Plagiarisme, Budaya Mempermalas Diri

Banyak istilah-istilah yang menjadi sinonim dari plagiarisme seperti plagiat, copy paste, penjiplakan atau peniruan. Tindakan tersebut masih sering dilakukan di kalangan anak muda terutama mahasiswa saat ini. Hanya saja kebanyakan orang menganggapnya sepele, bahkan menjadi budaya di kalangan intelektual. Budaya ini bisa dibilang budaya mempermalas diri. Bukan hanya dalam konteks pencarian data, tetapi juga dalam pembentukan karya. Terutama bagi mereka yang mengakui tindakan peniruan sebuah karya sebagai prestasi diri.
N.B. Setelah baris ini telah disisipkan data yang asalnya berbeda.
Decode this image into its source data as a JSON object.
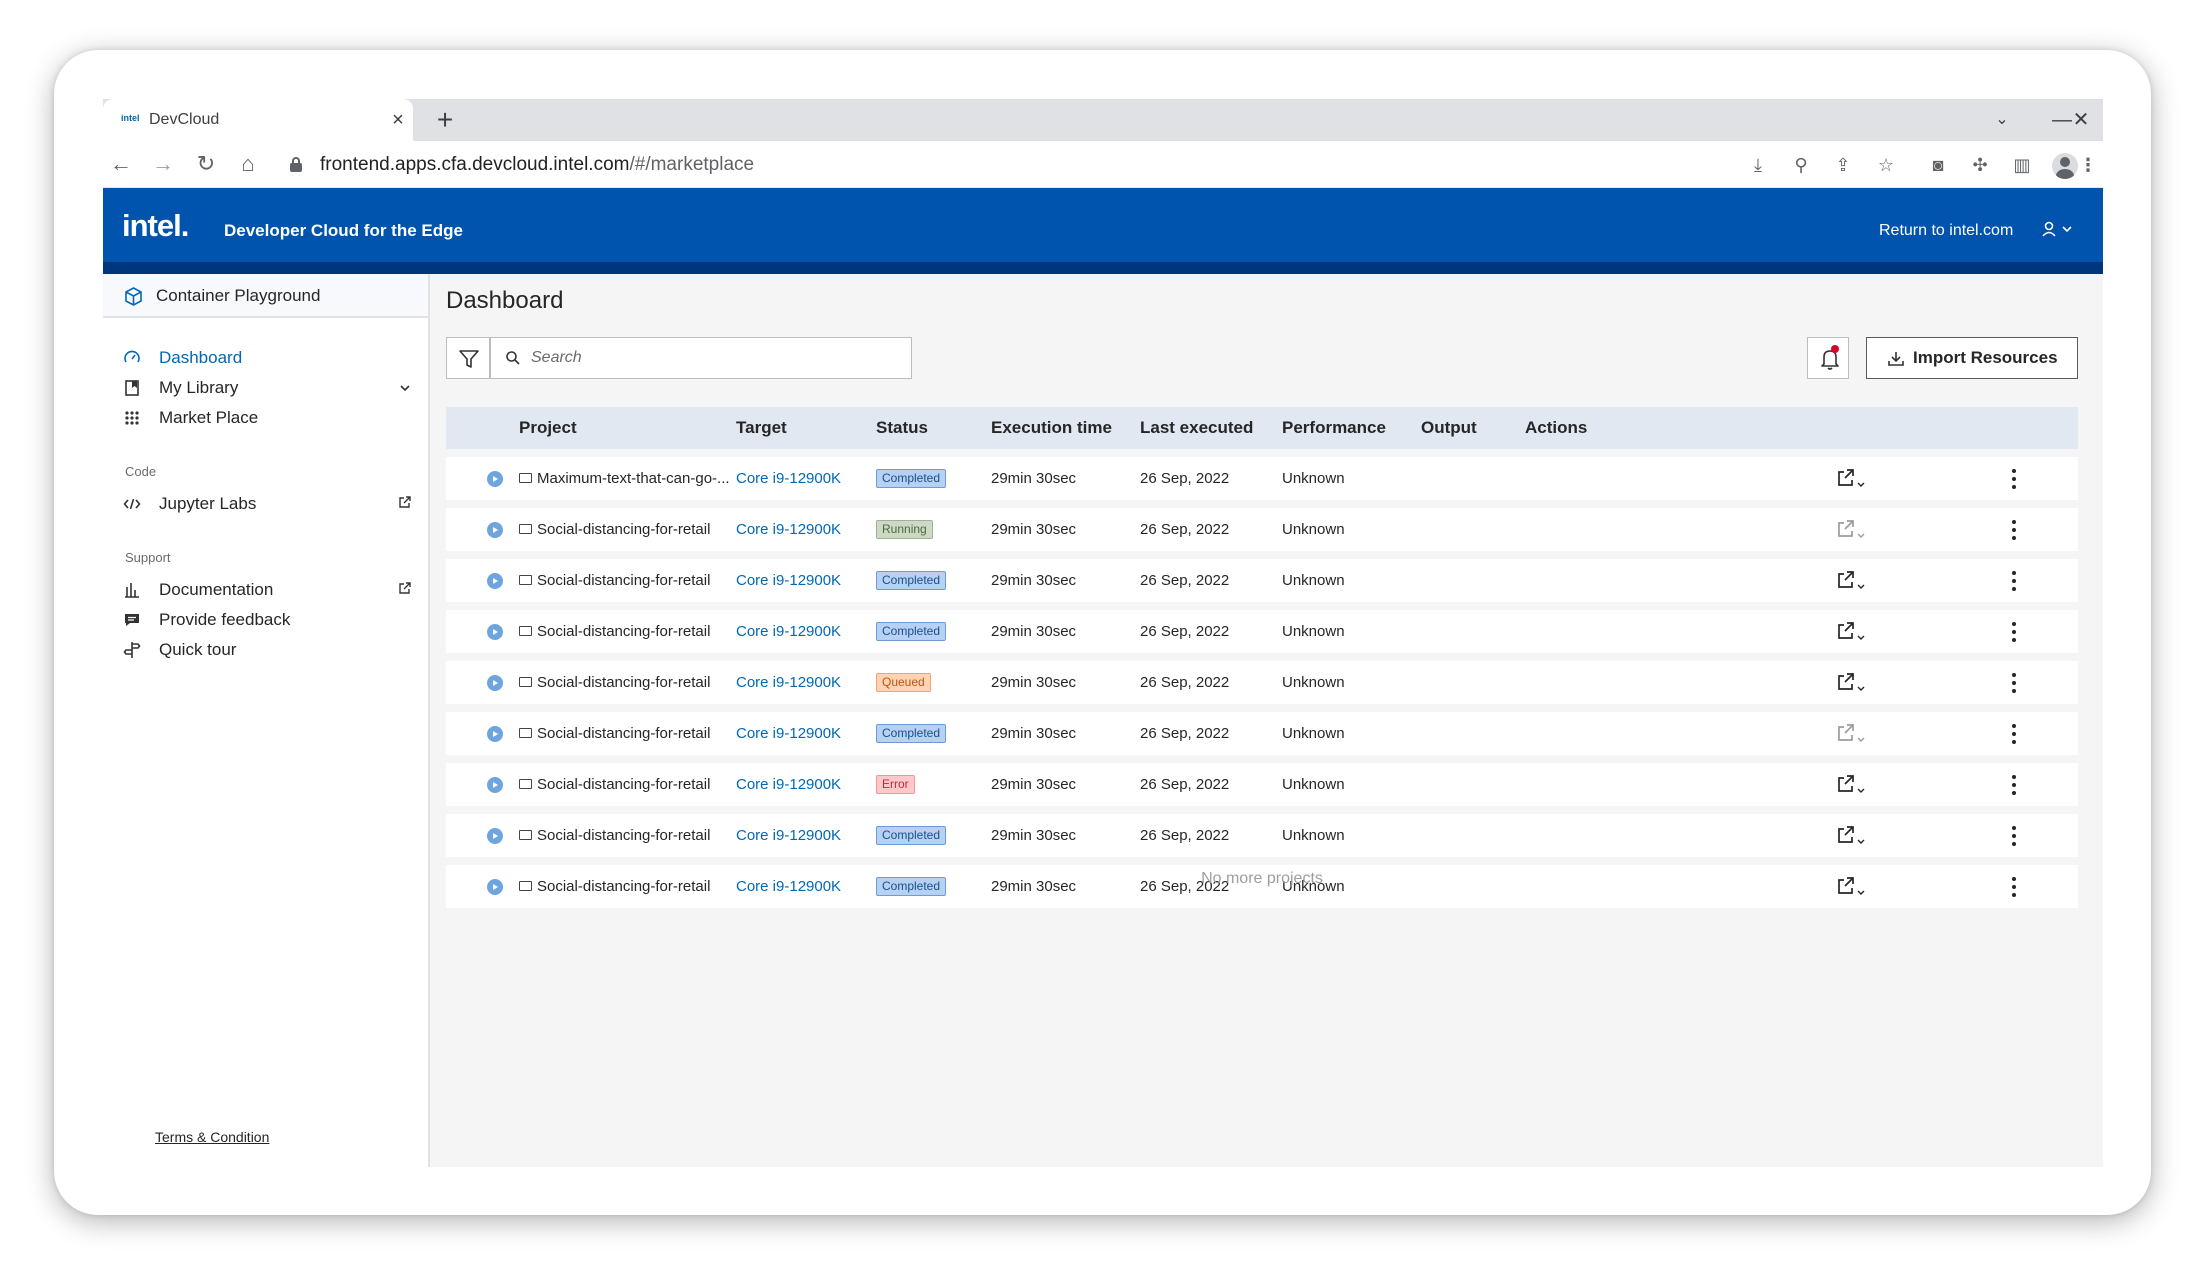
{
  "browser": {
    "tab_title": "DevCloud",
    "tab_close": "×",
    "new_tab": "+",
    "url_host": "frontend.apps.cfa.devcloud.intel.com",
    "url_path": "/#/marketplace"
  },
  "header": {
    "logo": "intel.",
    "app_title": "Developer Cloud for the Edge",
    "return_link": "Return to intel.com",
    "brand_color": "#0054ae"
  },
  "sidebar": {
    "header_label": "Container Playground",
    "items": [
      {
        "label": "Dashboard",
        "icon": "gauge-icon"
      },
      {
        "label": "My Library",
        "icon": "library-icon"
      },
      {
        "label": "Market Place",
        "icon": "grid-icon"
      }
    ],
    "code_section": "Code",
    "code_items": [
      {
        "label": "Jupyter Labs",
        "icon": "code-icon"
      }
    ],
    "support_section": "Support",
    "support_items": [
      {
        "label": "Documentation",
        "icon": "chart-icon"
      },
      {
        "label": "Provide feedback",
        "icon": "feedback-icon"
      },
      {
        "label": "Quick tour",
        "icon": "tour-icon"
      }
    ],
    "terms": "Terms & Condition"
  },
  "main": {
    "title": "Dashboard",
    "search_placeholder": "Search",
    "import_label": "Import Resources",
    "no_more": "No more projects"
  },
  "table": {
    "columns": [
      "Project",
      "Target",
      "Status",
      "Execution time",
      "Last executed",
      "Performance",
      "Output",
      "Actions"
    ],
    "rows": [
      {
        "project": "Maximum-text-that-can-go-...",
        "target": "Core i9-12900K",
        "status": "Completed",
        "status_kind": "completed",
        "exec_time": "29min 30sec",
        "last_executed": "26 Sep, 2022",
        "performance": "Unknown",
        "output_enabled": true
      },
      {
        "project": "Social-distancing-for-retail",
        "target": "Core i9-12900K",
        "status": "Running",
        "status_kind": "running",
        "exec_time": "29min 30sec",
        "last_executed": "26 Sep, 2022",
        "performance": "Unknown",
        "output_enabled": false
      },
      {
        "project": "Social-distancing-for-retail",
        "target": "Core i9-12900K",
        "status": "Completed",
        "status_kind": "completed",
        "exec_time": "29min 30sec",
        "last_executed": "26 Sep, 2022",
        "performance": "Unknown",
        "output_enabled": true
      },
      {
        "project": "Social-distancing-for-retail",
        "target": "Core i9-12900K",
        "status": "Completed",
        "status_kind": "completed",
        "exec_time": "29min 30sec",
        "last_executed": "26 Sep, 2022",
        "performance": "Unknown",
        "output_enabled": true
      },
      {
        "project": "Social-distancing-for-retail",
        "target": "Core i9-12900K",
        "status": "Queued",
        "status_kind": "queued",
        "exec_time": "29min 30sec",
        "last_executed": "26 Sep, 2022",
        "performance": "Unknown",
        "output_enabled": true
      },
      {
        "project": "Social-distancing-for-retail",
        "target": "Core i9-12900K",
        "status": "Completed",
        "status_kind": "completed",
        "exec_time": "29min 30sec",
        "last_executed": "26 Sep, 2022",
        "performance": "Unknown",
        "output_enabled": false
      },
      {
        "project": "Social-distancing-for-retail",
        "target": "Core i9-12900K",
        "status": "Error",
        "status_kind": "error",
        "exec_time": "29min 30sec",
        "last_executed": "26 Sep, 2022",
        "performance": "Unknown",
        "output_enabled": true
      },
      {
        "project": "Social-distancing-for-retail",
        "target": "Core i9-12900K",
        "status": "Completed",
        "status_kind": "completed",
        "exec_time": "29min 30sec",
        "last_executed": "26 Sep, 2022",
        "performance": "Unknown",
        "output_enabled": true
      },
      {
        "project": "Social-distancing-for-retail",
        "target": "Core i9-12900K",
        "status": "Completed",
        "status_kind": "completed",
        "exec_time": "29min 30sec",
        "last_executed": "26 Sep, 2022",
        "performance": "Unknown",
        "output_enabled": true
      }
    ]
  }
}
Mengutip dari The College of Humanities, San Fransisco State University, plagiarisme tak hanya menampilkan secara keliru karya orang lain sebagai karyanya sendiri. Tetapi juga bentuk pembiaran orang lain untuk menuliskan ataupun mengubah karya orang lain dan mengakuinya sebagai karya sendiri. Lihat, membiarkan orang lain saja kita juga turut mendukung perbuatan tercela tersebut.

Dalam pembuatan suatu karya, sudah sewajarnya kita mencari referensi dari penelitian orang lain karena itu akan mempermudah pembuatannya. Kita tidak perlu menghabiskan banyak waktu dan dana  hanya untuk melakukan penelitian yang sudah dilakukan oleh orang lain. Dilihat dari proses dan hasilnya, sudah bisa dinilai apakah cukup mendukung untuk dipilih menjadi referensi atau malah tidak cocok. Tindakan mereferensi adalah perbuatan yang menghargai, menyanjung, dan menghormati mereka yang membuat karya. Kita sebagai penikmat karya mereka akan mencantumkan nama dan karya mereka di dalam karya kita.

Lain halnya dengan referensi, tindakan plagiat yang secara nyata saya rasakan adalah perbuatan yang tidak menyenangkan. Meskipun dalam struktur kata ataupun metode yang digunakan itu dimodifikasi sedemikian rupa sehingga terlihat berbeda. Namun, jika inti penelitian yang dilakukan adalah sama dan hasil penelitian sama, bisa saya simpulkan bahwa plagiat adalah perbuatan orang-orang licik. Kreativitas dan inovasi bukan kepada penelitian melainkan untuk melakukan tipuan dengan akurasi tinggi.

Disadur dari http://www.plagiarisme.org, plagiarisme dibedakan menjadi 2 jenis. Pertama, sumber tidak dikutip dalam proses pembuatan karya. Contohnya menyalin keseluruhan, menyalin sebagian besar,  menyalin dari berbagai sumber dan menyamarkannya menjadi karyanya, dan lain-lain. Jenis plagiarisme seperti ini disebut licik. Meskipun ia miskin dalam ide, ia sangat pintar untuk melakukan penipuan. Seperti bunglon yang berkamuflase dengan lingkungannya agar tidak terlihat rupanya. Mereka melakukan kamuflase pada karyanya sehingga tidak terlihat meniru karya lain.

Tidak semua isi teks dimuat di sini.